Juvincourt-et-Damary (/fr/) is a commune in the Aisne department in Hauts-de-France in northern France.

==Juvincourt Airfield==
Built prior to World War II as a French Air Force facility. It was seized by the Germans in June 1940 during the Battle of France, and was used as a major Luftwaffe military airfield during the occupation.

The airfield was attacked on several occasions by United States Army Air Forces Eighth Air Force heavy bombers and later by IX Bomber Command Martin B-26 Marauder medium bombers, the airfield was liberated by Allied Forces in early September 1944. Once in American hands, combat engineers of the IX Engineering Command 820th Engineer Aviation Regiment repaired the damaged airfield and declared it operationally ready for combat units on 7 September, only a few days after its capture from German forces, being designated as "A-68"
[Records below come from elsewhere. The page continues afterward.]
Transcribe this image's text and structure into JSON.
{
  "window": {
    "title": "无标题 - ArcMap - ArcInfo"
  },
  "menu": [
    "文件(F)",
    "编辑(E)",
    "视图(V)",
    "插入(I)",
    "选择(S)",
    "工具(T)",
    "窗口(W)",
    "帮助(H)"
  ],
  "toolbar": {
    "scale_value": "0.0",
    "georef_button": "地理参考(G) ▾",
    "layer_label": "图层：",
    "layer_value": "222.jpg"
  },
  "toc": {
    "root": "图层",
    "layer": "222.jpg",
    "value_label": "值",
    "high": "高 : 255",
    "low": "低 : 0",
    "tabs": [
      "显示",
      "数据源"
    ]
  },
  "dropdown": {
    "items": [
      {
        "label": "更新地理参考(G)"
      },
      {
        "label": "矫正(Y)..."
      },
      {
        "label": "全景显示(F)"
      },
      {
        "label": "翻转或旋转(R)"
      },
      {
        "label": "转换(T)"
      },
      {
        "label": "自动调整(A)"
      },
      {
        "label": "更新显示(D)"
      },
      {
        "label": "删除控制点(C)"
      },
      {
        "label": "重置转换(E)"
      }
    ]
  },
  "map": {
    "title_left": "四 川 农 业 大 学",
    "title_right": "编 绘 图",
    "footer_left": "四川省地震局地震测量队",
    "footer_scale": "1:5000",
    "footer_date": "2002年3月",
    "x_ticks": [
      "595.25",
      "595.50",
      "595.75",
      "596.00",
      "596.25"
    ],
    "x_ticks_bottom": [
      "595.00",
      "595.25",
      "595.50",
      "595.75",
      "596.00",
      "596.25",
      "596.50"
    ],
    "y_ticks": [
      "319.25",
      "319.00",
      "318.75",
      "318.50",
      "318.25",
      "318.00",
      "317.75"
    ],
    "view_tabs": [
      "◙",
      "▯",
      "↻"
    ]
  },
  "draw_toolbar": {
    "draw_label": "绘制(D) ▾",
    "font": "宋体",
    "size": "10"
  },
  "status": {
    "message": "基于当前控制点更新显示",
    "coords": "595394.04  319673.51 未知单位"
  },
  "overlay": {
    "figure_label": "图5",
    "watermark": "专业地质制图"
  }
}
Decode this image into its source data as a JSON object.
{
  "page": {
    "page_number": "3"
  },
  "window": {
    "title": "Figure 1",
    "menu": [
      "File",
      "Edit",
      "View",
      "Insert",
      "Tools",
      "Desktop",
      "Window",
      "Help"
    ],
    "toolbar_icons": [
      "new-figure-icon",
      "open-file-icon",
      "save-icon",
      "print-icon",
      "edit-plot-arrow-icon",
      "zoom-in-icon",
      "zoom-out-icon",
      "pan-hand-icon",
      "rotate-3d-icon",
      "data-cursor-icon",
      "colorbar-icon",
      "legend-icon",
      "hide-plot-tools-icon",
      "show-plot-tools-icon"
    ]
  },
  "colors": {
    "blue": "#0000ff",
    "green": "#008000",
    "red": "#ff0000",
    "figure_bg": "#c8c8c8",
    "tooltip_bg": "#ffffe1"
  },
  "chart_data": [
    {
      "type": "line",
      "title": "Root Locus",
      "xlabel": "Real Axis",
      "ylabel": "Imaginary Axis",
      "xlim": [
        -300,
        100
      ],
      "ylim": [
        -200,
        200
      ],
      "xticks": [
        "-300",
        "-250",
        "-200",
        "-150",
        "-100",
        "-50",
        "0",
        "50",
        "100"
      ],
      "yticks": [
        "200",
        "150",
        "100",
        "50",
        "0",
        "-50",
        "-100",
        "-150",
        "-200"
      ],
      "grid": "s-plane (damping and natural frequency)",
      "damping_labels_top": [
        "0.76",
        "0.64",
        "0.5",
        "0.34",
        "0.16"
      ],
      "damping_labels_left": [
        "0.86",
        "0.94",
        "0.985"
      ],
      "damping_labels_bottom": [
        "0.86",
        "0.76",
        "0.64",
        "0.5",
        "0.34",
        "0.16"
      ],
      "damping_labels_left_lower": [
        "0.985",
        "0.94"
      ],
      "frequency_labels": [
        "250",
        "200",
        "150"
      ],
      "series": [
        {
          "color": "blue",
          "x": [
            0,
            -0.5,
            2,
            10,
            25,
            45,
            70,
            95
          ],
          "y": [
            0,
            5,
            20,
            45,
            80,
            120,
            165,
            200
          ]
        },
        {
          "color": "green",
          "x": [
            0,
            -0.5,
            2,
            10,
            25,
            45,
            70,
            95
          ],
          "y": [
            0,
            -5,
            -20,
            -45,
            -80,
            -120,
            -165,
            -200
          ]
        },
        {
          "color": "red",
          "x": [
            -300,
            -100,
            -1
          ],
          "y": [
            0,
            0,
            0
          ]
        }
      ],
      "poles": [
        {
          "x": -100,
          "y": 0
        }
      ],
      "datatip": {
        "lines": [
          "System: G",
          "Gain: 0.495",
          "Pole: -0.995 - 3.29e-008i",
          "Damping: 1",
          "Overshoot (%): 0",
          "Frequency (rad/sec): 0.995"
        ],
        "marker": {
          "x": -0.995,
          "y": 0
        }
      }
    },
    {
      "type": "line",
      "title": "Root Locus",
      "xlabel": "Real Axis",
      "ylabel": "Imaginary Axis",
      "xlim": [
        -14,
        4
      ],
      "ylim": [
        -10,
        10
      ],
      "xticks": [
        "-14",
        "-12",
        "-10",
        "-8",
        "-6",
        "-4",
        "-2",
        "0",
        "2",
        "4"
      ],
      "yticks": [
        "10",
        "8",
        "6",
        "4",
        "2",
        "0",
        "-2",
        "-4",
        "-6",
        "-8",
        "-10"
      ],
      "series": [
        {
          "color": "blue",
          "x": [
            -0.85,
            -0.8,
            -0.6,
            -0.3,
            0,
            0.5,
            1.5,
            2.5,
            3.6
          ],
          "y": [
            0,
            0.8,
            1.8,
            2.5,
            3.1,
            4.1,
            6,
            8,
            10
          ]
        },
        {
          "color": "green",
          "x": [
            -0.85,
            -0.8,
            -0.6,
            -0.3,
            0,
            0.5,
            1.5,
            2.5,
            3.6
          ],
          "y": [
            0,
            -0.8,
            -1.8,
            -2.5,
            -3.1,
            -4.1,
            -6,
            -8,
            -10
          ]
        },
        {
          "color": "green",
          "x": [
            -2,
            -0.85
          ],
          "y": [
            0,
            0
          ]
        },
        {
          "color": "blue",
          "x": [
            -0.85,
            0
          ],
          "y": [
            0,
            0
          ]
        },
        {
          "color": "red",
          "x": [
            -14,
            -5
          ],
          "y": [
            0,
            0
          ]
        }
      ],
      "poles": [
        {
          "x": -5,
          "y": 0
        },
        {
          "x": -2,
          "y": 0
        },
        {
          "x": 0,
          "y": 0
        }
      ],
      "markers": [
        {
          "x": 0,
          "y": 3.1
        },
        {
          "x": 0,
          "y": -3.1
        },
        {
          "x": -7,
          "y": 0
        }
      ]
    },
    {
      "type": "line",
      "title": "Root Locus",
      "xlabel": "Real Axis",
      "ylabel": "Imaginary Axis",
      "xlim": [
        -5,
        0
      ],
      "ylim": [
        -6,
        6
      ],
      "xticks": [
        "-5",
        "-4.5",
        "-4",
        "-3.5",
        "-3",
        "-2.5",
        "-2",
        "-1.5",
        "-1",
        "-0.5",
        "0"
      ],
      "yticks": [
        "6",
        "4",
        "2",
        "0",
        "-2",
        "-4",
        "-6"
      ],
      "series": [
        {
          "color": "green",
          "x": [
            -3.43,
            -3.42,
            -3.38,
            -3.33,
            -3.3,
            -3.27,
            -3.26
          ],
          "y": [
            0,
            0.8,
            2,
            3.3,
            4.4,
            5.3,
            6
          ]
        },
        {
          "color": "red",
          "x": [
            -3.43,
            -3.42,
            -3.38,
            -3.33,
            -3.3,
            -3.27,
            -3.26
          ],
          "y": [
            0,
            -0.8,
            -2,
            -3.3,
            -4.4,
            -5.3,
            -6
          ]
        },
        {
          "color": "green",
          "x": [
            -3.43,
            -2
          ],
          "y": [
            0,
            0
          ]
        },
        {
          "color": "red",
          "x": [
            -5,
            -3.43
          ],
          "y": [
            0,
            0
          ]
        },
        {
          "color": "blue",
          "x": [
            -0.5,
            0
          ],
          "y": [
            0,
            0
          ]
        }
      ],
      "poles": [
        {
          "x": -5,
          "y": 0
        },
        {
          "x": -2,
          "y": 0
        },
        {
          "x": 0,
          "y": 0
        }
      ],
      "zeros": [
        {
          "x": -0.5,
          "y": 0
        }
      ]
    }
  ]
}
The airfield was used by numerous Ninth Air Force combat units until May 1945. Afterward, the airfield was used for transport and as a maintenance base until being closed in July 1945, and was returned to French Air Force Control.

After the war, the French Air Force began building a new facility, with a new taxiway and modern dispersal pads. However, it appears that construction was never completed and the airfield was abandoned. Today the remains of Juvincourt Airfield consist of several abandoned World War II-era runways, along with the unfinished modern airfield in a vacant area.